A Hindutva project aimed at re-establishing primacy of the Vedic community is on. In 2016, two years after Prime Minister Narendra Modi took office, the Ministry of Culture set up a committee for “holistic study of origin and evolution of Indian culture since 12,000 years before present and its interface with other cultures of the world.”
Information about the committee became public for the first time in March 2018 through a Reuters report under the joint byline of Rupam Jain and Tom Lasseter.
The report was based on official documents, including minutes of the committee’s first meeting, and interviews with then Culture Minister Mahesh Sharma, Rashtriya Swayamsevak Sangh leaders Manmohan Vaidya and Balamukund Pandey and Committee Chairman K.N. Dikshit, among others.
A former Joint Director General of the Archaeological Survey of India, Dikshit is now Chairman of the Indian Archaeological Society.
RSS is the fountainhead of the ruling Bharatiya Janata Party’s Hindutva ideology.
In the Council of Ministers formed after last year’s elections, Modi replaced Mahesh Sharma with Prahlad Patel.
In a written reply in Parliament last week, Patel acknowledged that “a committee has been set up for studying the origin and evolution of Indian culture.”
Asked if the ministry planned to use the committee’s report in textbooks, he said, “At present, there is no such proposal”.
Mahesh Sharma had told Reuters that he expected the committee’s conclusions to find their way into school textbooks and academic research. “To bring about cultural changes, we have to rewrite history,” Manmohan Vaidya told Reuters.
Balmukund Pandey, head of RSS’s historical research wing, said “the time is now” to restore India’s past glory by establishing that ancient Hindu texts are facts, not myth.
Dikshit was more explicit. “I have been asked to present a report that will help the government rewrite certain aspects of ancient history,” he said.
Recent reports say the committee has 16 members.
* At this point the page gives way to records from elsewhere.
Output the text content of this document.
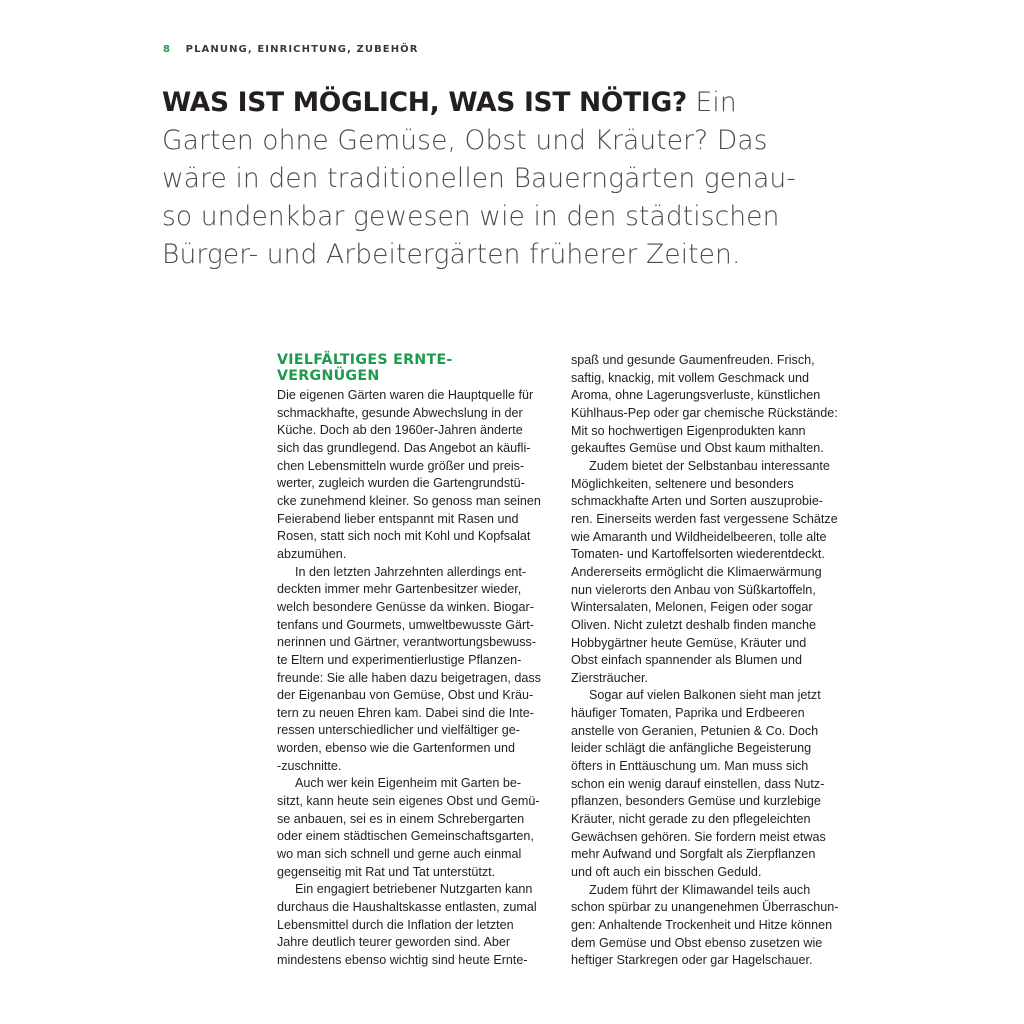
8 PLANUNG, EINRICHTUNG, ZUBEHÖR

WAS IST MÖGLICH, WAS IST NÖTIG? Ein
Garten ohne Gemüse, Obst und Kräuter? Das
wäre in den traditionellen Bauerngärten genau-
so undenkbar gewesen wie in den städtischen
Bürger- und Arbeitergärten früherer Zeiten.

VIELFÄLTIGES ERNTE-
VERGNÜGEN
Die eigenen Gärten waren die Hauptquelle für
schmackhafte, gesunde Abwechslung in der
Küche. Doch ab den 1960er-Jahren änderte
sich das grundlegend. Das Angebot an käufli-
chen Lebensmitteln wurde größer und preis-
werter, zugleich wurden die Gartengrundstü-
cke zunehmend kleiner. So genoss man seinen
Feierabend lieber entspannt mit Rasen und
Rosen, statt sich noch mit Kohl und Kopfsalat
abzumühen.
In den letzten Jahrzehnten allerdings ent-
deckten immer mehr Gartenbesitzer wieder,
welch besondere Genüsse da winken. Biogar-
tenfans und Gourmets, umweltbewusste Gärt-
nerinnen und Gärtner, verantwortungsbewuss-
te Eltern und experimentierlustige Pflanzen-
freunde: Sie alle haben dazu beigetragen, dass
der Eigenanbau von Gemüse, Obst und Kräu-
tern zu neuen Ehren kam. Dabei sind die Inte-
ressen unterschiedlicher und vielfältiger ge-
worden, ebenso wie die Gartenformen und
-zuschnitte.
Auch wer kein Eigenheim mit Garten be-
sitzt, kann heute sein eigenes Obst und Gemü-
se anbauen, sei es in einem Schrebergarten
oder einem städtischen Gemeinschaftsgarten,
wo man sich schnell und gerne auch einmal
gegenseitig mit Rat und Tat unterstützt.
Ein engagiert betriebener Nutzgarten kann
durchaus die Haushaltskasse entlasten, zumal
Lebensmittel durch die Inflation der letzten
Jahre deutlich teurer geworden sind. Aber
mindestens ebenso wichtig sind heute Ernte-
spaß und gesunde Gaumenfreuden. Frisch,
saftig, knackig, mit vollem Geschmack und
Aroma, ohne Lagerungsverluste, künstlichen
Kühlhaus-Pep oder gar chemische Rückstände:
Mit so hochwertigen Eigenprodukten kann
gekauftes Gemüse und Obst kaum mithalten.
Zudem bietet der Selbstanbau interessante
Möglichkeiten, seltenere und besonders
schmackhafte Arten und Sorten auszuprobie-
ren. Einerseits werden fast vergessene Schätze
wie Amaranth und Wildheidelbeeren, tolle alte
Tomaten- und Kartoffelsorten wiederentdeckt.
Andererseits ermöglicht die Klimaerwärmung
nun vielerorts den Anbau von Süßkartoffeln,
Wintersalaten, Melonen, Feigen oder sogar
Oliven. Nicht zuletzt deshalb finden manche
Hobbygärtner heute Gemüse, Kräuter und
Obst einfach spannender als Blumen und
Ziersträucher.
Sogar auf vielen Balkonen sieht man jetzt
häufiger Tomaten, Paprika und Erdbeeren
anstelle von Geranien, Petunien & Co. Doch
leider schlägt die anfängliche Begeisterung
öfters in Enttäuschung um. Man muss sich
schon ein wenig darauf einstellen, dass Nutz-
pflanzen, besonders Gemüse und kurzlebige
Kräuter, nicht gerade zu den pflegeleichten
Gewächsen gehören. Sie fordern meist etwas
mehr Aufwand und Sorgfalt als Zierpflanzen
und oft auch ein bisschen Geduld.
Zudem führt der Klimawandel teils auch
schon spürbar zu unangenehmen Überraschun-
gen: Anhaltende Trockenheit und Hitze können
dem Gemüse und Obst ebenso zusetzen wie
heftiger Starkregen oder gar Hagelschauer.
A full list of its members is not available in the public domain. But opposition leaders have said it does not include anyone from the southern and northeastern states or the religious minorities.
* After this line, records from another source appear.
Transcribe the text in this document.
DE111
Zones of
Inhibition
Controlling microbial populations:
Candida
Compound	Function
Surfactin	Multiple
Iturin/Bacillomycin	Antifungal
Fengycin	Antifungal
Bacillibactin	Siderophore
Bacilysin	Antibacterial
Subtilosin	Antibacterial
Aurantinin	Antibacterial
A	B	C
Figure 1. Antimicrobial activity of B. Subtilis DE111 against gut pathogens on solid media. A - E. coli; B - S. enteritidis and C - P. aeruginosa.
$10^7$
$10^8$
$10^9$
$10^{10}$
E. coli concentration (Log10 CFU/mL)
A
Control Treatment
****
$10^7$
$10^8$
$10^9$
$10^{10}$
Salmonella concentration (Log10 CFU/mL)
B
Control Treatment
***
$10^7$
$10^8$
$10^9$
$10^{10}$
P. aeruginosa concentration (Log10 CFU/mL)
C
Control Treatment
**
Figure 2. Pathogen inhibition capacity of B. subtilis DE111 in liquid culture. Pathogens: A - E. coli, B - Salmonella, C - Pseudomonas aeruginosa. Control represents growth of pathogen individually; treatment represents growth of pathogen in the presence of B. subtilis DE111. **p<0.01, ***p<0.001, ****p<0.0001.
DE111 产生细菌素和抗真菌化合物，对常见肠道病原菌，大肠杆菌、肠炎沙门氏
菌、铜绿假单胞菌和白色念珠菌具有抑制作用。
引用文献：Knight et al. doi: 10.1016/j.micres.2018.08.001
Dalits, Adivasis and women are also unrepresented. Most of these groups have distinct cultural traditions of their own. Denial of representation to them appears to be an attempt to exclude the numerous streams that contributed, over centuries, to make India a many-splendoured, multicultural society, and present Indian culture as an exclusive legacy of the Vedic stream.
The 12,000-year timeframe mentioned in the committee’s terms of reference is significant.
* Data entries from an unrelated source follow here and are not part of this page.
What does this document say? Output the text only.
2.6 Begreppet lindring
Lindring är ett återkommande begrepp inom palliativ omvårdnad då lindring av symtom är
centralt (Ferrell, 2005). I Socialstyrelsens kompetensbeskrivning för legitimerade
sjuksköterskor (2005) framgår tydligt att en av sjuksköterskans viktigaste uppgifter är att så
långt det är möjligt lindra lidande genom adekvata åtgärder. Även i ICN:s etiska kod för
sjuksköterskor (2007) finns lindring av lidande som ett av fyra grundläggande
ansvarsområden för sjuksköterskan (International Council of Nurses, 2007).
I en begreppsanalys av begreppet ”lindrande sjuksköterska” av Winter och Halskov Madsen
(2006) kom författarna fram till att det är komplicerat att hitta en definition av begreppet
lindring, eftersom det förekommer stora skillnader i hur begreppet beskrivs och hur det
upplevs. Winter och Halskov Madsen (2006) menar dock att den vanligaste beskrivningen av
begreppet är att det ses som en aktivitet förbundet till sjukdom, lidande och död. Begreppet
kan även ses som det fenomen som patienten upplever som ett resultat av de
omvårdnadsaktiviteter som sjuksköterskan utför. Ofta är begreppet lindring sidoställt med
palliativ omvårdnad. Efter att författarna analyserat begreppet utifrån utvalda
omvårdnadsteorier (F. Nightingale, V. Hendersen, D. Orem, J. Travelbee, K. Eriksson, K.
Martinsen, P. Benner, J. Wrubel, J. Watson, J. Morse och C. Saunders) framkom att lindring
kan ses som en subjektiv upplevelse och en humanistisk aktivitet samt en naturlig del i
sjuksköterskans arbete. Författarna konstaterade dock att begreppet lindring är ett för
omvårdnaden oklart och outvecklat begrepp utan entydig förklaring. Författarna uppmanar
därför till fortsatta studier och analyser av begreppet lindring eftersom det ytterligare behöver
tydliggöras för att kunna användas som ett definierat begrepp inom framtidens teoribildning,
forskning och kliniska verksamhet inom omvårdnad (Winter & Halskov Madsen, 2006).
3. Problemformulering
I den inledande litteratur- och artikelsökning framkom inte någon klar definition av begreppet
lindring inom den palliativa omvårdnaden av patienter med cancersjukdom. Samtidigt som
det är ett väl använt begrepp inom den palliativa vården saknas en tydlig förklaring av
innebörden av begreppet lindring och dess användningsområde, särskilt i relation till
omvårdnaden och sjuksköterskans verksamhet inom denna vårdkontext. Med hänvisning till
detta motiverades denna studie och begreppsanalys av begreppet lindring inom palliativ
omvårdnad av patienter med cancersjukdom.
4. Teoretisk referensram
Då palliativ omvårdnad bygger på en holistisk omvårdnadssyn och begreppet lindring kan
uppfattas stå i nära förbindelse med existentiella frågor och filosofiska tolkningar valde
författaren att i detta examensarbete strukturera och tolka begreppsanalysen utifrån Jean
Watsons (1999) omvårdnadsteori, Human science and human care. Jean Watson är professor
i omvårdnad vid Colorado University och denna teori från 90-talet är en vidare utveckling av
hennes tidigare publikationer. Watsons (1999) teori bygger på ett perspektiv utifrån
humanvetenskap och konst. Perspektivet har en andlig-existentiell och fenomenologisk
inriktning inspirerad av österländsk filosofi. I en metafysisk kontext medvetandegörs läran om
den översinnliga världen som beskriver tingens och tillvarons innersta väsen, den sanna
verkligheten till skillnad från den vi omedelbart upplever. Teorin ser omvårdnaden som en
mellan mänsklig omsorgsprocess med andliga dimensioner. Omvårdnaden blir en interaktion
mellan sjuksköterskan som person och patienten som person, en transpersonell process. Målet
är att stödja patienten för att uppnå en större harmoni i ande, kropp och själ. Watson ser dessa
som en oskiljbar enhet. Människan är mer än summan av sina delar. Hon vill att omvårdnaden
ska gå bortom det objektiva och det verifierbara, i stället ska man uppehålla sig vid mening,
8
The best available scientific information in late 19th century was that the bulk of India’s population was derived from two migrations, one of Vedic Aryans from Central Asia who reached the subcontinent around 1500 BCE and the other of Dravidians who came from the Mediterranean region some 1,500 years earlier.
Members of the Vedic stream attempted to push back the date of their ancestors’ arrival to claim they are the earliest inhabitants.
Bal Gangadhar Tilak, a leading nationalist, in a book published in 1903, propounded a theory that Aryans came from the Arctic Circle 12,000 years ago.
MS Golwalker, RSS’s second supreme chief, accepted this timeframe and went on to declare in a 1939 book that Hindus have been in “undisputed and undisturbed possession of this land for over eight or even ten thousand years”.
Early in the 20th century British archaeologists unearthed the fabulous Indus Valley civilisation which had flourished around 2500 BCE. The Aryan stream immediately laid claim to it.
Most Indian and foreign scholars involved in Indus Valley studies, however, now consider it the work of ancestors of the Dravidians.
Vedic Aryans are the authors of the Varna theory on which rests the pernicious caste system.
They established supremacy in the northern parts of the subcontinent after Pushyamitra, a Brahmin army commander, killed Maurya emperor Brahadrata and seized power in 185 BCE.
Manusmriti, which invokes divine sanction for Brahmin supremacy, was written around that time to replace the equitable laws of the Buddhist period.
Recent genetic studies also confirm that Indian society witnessed major changes in the second century BCE.
When India gained freedom in 1947, RSS wanted Manusmriti to be made the Constitution. But the Congress, which had led the freedom movement, entrusted the task of drafting the Constitution to a committee headed by BR Ambedkar, who had burnt that book in protest against its role in perpetuating the caste system.
If the effort to obliterate the cultural roots of the diverse peoples of India succeeds, the principle of equality enshrined in the Constitution adopted 70 years ago will become a thing of the past.